Dans la lignée de ses missions fondatrices, le centre Bophana soutient l’accueil de tournages étrangers au Cambodge. Le 16 juillet 2009, la Commission du Film du Cambodge (CFC) est inaugurée. Elle est soutenue par l’Agence Française de Développement (AFD) et le Ministère de la Culture et des Beaux-arts du Cambodge. Le centre Bophana a joué un rôle essentiel dans l’élaboration de ce projet.
Tandis que le public augmente et attend de plus en plus de nouveautés, le centre Bophana élargit significativement sa collecte de documents au Cambodge. Dans la mesure où des techniciens du cinéma et de l’audiovisuel ont été formés dans les années précédentes, la mission de création que le centre s’est assignée dès son origine peut enfin prendre de l’ampleur.

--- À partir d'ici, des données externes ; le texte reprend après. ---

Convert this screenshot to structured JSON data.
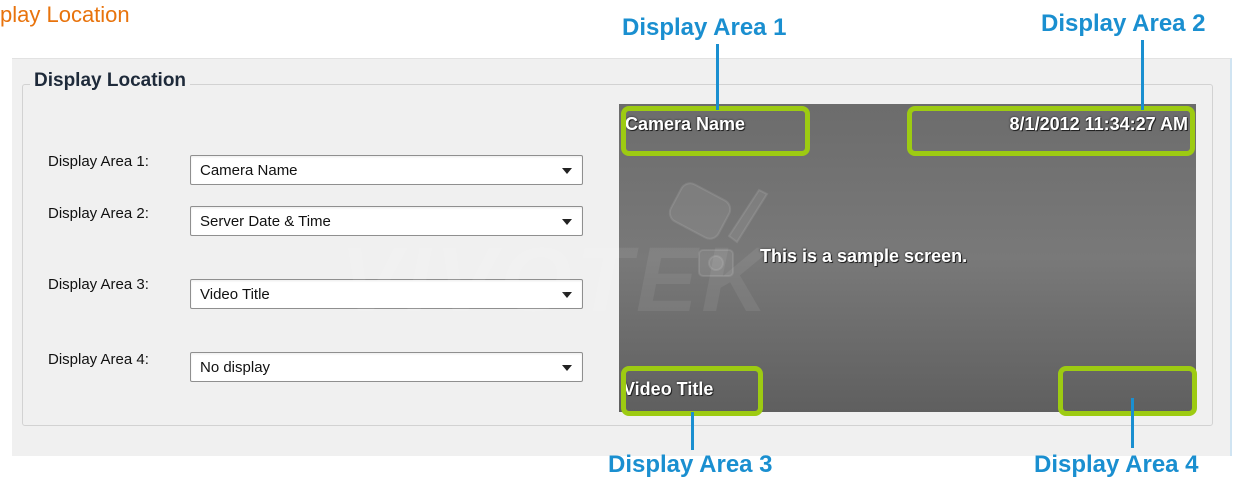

Les films réalisés en interne pendant ces trois années remportent un vrai succès d’estime et amènent le centre Bophana à soutenir plus vigoureusement la création, la construction de points de vue cambodgiens sur le monde. Il se fixe pour nouvel objectif de fournir à la jeunesse cambodgienne les moyens de communication et d’expression qui assureront sa présence dans l’univers du multimédia. L’axe du développement de webdocumentaires est tracé en 2012.
Le centre Bophana se dote d’une nouvelle identité graphique et visuelle conçue par Etienne Robial avec le soutien et les conseils de la Fondation Technicolor et de la Fondation Groupama Gan.
Un nouveau site internet est par ailleurs mis en chantier en interne. L’objectif est de valoriser les activités du centre et de mettre en avant leur cohérence et leur complémentarité. C’est également l’occasion de dynamiser l’image de Bophana pour ses sept ans d’existence afin de lui donner plus de visibilité au Cambodge et sur la scène internationale.